Devant les caméras de la BBC et dans les colonnes du Sunday Times, Zaïd al-Hilli, dont le frère a été assassiné avec sa femme et sa belle-mère, en septembre 2012 dans les Alpes, a admis que les deux hommes étaient en conflit mais a nié avoir orchestré la tuerie .

Zaïd al-Hilli n'avait pas encore parlé aux médias. Ils l'a fait dimanche pour affirmer son innocence.

Cet homme de 54 ans, qui avait été placé en garde à vue en juin puis relâché faute de charges suffisantes, a également accusé la police française de ne pas avoir correctement enquêté sur l'hypothèse selon laquelle la véritable cible des tueurs était Sylvain Mollier, un cycliste français retrouvé mort à proximité des autres corps. Pour les enquêteurs, Mollier, qui travaillait pour une filiale du groupe nucléaire français Areva, est considéré depuis plusieurs mois comme une victime collatérale de ce drame.

Les enquêteurs français privilégient comme mobile de la tuerie, le désaccord autour de l'héritage familial des Hilli portant sur plusieurs millions d'euros.

Si Zaïd al-Hilli ne nie pas le conflit au sujet de l'héritage de leur père, il dément catégoriquement toute responsabilité dans l'assassinat pour lequel il a été entendu durant 25 heures par la police bitannique.

A Londres, Franck Mathevon

L'affaire avait débuté le 5 septembre 2012

Au bout d'une petite route forestière on découvrait alors un vélo couché à terre, une BMW, moteur en marche, et une petite fille en sang titubant.
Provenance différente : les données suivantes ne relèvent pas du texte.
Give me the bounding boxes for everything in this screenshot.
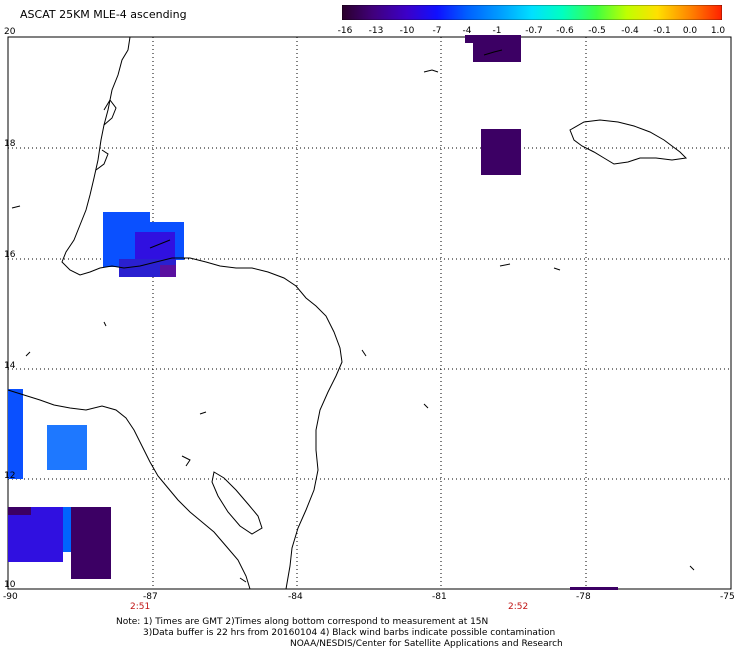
lat-label: 12: [4, 471, 16, 481]
note-line-2: 3)Data buffer is 22 hrs from 20160104 4)…: [143, 628, 556, 638]
colorbar: [342, 5, 722, 20]
lon-label: -84: [288, 592, 303, 602]
map-title: ASCAT 25KM MLE-4 ascending: [20, 8, 187, 21]
data-cell: [8, 507, 31, 515]
lon-label: -87: [143, 592, 158, 602]
data-cell: [8, 507, 63, 562]
data-cells: [8, 35, 618, 590]
data-cell: [465, 35, 479, 43]
map-frame: [7, 36, 732, 590]
colorbar-label: -0.6: [556, 26, 574, 36]
note-line-1: Note: 1) Times are GMT 2)Times along bot…: [116, 617, 489, 627]
lon-label: -75: [720, 592, 735, 602]
data-cell: [570, 587, 618, 590]
map-canvas: [7, 35, 732, 590]
colorbar-label: -0.5: [588, 26, 606, 36]
colorbar-label: -16: [337, 26, 353, 36]
data-cell: [71, 507, 111, 579]
colorbar-label: 0.0: [682, 26, 698, 36]
colorbar-label: -0.4: [621, 26, 639, 36]
lon-label: -78: [576, 592, 591, 602]
colorbar-label: -1: [492, 26, 502, 36]
colorbar-label: -0.7: [525, 26, 543, 36]
map-panel: [7, 35, 732, 590]
colorbar-label: -0.1: [653, 26, 671, 36]
data-cell: [160, 265, 176, 277]
data-cell: [8, 389, 23, 479]
colorbar-label: -10: [399, 26, 415, 36]
time-label-right: 2:52: [508, 602, 529, 612]
colorbar-label: -13: [368, 26, 384, 36]
data-cell: [473, 35, 521, 62]
lat-label: 10: [4, 580, 16, 590]
data-cell: [63, 507, 71, 552]
lat-label: 20: [4, 27, 16, 37]
time-label-left: 2:51: [130, 602, 151, 612]
lat-label: 14: [4, 361, 16, 371]
lon-label: -81: [432, 592, 447, 602]
colorbar-label: 1.0: [710, 26, 726, 36]
data-cell: [481, 129, 521, 175]
coastlines: [7, 36, 695, 590]
colorbar-label: -7: [432, 26, 442, 36]
colorbar-label: -4: [462, 26, 472, 36]
lat-label: 18: [4, 139, 16, 149]
graticule: [8, 36, 731, 589]
data-cell: [47, 425, 87, 470]
note-line-3: NOAA/NESDIS/Center for Satellite Applica…: [290, 639, 563, 649]
lon-label: -90: [3, 592, 18, 602]
lat-label: 16: [4, 250, 16, 260]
Dans la voiture, le conducteur et ses deux passagères étaient morts, atteints de plusieurs balles dans la tête. Vingt-et-un coups de feu avaient été tirés en un laps de temps très court dont 17 atteignaient leur cible.

La petite fille avait survécu à une balle dans l'épaule et de graves blessures au crâne. Une deuxième fillette, indemne, avait été retrouvée recroquevillée sous les jambes de sa mère, plus de huit heures après la tuerie.
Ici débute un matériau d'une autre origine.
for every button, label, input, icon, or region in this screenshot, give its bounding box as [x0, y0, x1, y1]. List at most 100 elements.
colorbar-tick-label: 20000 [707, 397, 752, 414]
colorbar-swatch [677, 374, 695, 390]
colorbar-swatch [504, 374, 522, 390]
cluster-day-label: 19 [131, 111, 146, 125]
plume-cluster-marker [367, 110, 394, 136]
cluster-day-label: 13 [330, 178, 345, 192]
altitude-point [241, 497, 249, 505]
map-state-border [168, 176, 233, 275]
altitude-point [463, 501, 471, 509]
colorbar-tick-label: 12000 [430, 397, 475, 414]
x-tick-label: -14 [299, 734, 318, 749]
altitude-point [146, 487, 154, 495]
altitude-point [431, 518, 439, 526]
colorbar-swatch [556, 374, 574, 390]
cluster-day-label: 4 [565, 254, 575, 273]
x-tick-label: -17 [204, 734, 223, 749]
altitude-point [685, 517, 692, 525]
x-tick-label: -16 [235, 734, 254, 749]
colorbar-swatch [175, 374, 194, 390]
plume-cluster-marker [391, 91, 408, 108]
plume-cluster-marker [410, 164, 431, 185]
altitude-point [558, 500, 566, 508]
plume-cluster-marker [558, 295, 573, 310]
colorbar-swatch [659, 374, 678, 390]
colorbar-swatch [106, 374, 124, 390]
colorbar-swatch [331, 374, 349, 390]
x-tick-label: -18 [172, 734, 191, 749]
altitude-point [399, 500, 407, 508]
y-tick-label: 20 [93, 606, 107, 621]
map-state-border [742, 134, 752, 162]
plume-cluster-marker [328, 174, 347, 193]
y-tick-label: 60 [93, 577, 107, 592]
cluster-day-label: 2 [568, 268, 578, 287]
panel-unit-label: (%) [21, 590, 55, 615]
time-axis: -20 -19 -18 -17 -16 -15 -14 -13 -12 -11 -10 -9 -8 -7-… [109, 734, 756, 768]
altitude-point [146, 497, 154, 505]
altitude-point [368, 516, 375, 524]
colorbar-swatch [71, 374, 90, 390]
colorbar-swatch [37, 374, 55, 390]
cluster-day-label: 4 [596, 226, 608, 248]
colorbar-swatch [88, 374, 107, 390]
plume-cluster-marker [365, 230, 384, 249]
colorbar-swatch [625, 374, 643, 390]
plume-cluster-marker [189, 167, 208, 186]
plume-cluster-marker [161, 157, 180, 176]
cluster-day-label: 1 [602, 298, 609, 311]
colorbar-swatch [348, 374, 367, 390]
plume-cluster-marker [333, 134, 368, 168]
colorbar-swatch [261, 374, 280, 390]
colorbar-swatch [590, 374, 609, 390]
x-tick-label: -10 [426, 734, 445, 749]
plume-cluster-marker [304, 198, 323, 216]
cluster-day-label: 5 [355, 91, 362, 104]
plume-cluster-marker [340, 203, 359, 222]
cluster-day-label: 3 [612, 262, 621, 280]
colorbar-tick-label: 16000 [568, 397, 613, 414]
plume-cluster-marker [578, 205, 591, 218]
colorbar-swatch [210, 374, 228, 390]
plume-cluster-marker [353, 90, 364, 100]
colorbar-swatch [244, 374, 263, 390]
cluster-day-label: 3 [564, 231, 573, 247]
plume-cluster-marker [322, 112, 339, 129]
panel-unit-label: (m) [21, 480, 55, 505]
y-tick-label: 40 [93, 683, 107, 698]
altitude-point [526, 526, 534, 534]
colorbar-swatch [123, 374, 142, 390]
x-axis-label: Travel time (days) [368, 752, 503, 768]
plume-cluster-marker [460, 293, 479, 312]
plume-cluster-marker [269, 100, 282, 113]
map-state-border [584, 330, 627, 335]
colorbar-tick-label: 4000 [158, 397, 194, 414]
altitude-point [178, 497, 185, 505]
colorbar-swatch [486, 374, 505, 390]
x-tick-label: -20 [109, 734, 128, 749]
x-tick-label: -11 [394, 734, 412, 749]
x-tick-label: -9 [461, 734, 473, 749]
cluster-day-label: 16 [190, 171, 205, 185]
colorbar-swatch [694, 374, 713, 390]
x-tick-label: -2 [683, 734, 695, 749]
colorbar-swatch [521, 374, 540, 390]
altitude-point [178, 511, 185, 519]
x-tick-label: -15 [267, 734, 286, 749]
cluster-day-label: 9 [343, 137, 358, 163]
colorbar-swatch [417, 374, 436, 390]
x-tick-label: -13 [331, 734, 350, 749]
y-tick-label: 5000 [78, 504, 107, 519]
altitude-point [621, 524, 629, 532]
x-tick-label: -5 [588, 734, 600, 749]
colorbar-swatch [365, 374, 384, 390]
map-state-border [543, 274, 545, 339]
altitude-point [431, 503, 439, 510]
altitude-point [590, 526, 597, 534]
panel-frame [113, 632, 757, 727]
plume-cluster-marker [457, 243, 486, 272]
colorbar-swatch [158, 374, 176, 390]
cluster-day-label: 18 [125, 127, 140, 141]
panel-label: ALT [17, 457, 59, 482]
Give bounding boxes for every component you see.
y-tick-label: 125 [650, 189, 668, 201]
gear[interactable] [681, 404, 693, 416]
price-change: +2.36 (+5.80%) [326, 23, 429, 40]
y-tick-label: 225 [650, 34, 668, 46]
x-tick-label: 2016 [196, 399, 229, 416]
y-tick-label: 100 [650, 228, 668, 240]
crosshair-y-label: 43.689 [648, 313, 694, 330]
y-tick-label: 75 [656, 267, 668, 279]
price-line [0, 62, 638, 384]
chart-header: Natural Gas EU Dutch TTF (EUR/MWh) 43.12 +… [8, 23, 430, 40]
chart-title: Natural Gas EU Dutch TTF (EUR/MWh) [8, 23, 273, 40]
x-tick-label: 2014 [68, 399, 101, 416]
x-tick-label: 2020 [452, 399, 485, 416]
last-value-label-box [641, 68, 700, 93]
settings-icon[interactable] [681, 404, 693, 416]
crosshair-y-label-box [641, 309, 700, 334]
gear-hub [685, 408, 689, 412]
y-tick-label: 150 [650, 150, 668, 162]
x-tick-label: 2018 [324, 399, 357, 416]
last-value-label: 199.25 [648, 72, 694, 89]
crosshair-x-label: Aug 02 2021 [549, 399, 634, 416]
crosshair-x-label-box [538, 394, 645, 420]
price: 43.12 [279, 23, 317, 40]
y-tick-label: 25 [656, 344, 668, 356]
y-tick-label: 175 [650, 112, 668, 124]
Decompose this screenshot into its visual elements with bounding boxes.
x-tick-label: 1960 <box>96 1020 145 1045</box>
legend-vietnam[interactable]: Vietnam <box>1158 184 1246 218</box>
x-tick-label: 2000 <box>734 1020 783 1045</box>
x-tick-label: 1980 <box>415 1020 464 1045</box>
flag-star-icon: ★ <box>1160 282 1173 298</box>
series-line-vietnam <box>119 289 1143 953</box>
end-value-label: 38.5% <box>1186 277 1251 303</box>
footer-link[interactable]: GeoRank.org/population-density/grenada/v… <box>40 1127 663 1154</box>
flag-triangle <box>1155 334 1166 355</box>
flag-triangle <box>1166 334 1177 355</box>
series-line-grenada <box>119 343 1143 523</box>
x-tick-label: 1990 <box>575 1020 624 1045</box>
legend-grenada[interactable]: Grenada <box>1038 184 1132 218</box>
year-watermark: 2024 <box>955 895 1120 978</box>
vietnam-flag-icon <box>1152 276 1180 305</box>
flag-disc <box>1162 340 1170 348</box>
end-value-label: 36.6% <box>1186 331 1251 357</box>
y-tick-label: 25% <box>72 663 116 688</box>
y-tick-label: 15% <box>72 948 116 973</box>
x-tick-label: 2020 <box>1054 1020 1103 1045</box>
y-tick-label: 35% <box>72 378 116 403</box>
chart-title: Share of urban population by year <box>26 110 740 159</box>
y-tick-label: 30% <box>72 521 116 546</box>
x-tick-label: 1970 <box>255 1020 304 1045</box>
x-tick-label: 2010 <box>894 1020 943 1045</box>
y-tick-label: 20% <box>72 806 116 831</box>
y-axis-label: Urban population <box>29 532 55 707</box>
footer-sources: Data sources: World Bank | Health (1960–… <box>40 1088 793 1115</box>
Saad al-Hilli, 50 ans, était un ingénieur britannique d'origine irakienne travaillant dans l'aéronautique et la défense, deux secteurs sensibles. Il voyageait avec sa femme Iqbal, 47 ans, ses deux filles et sa belle-mère Suhaila al-Allaf, 74 ans, de nationalité suédoise. La famille passait ses vacances près du lac d'Annecy.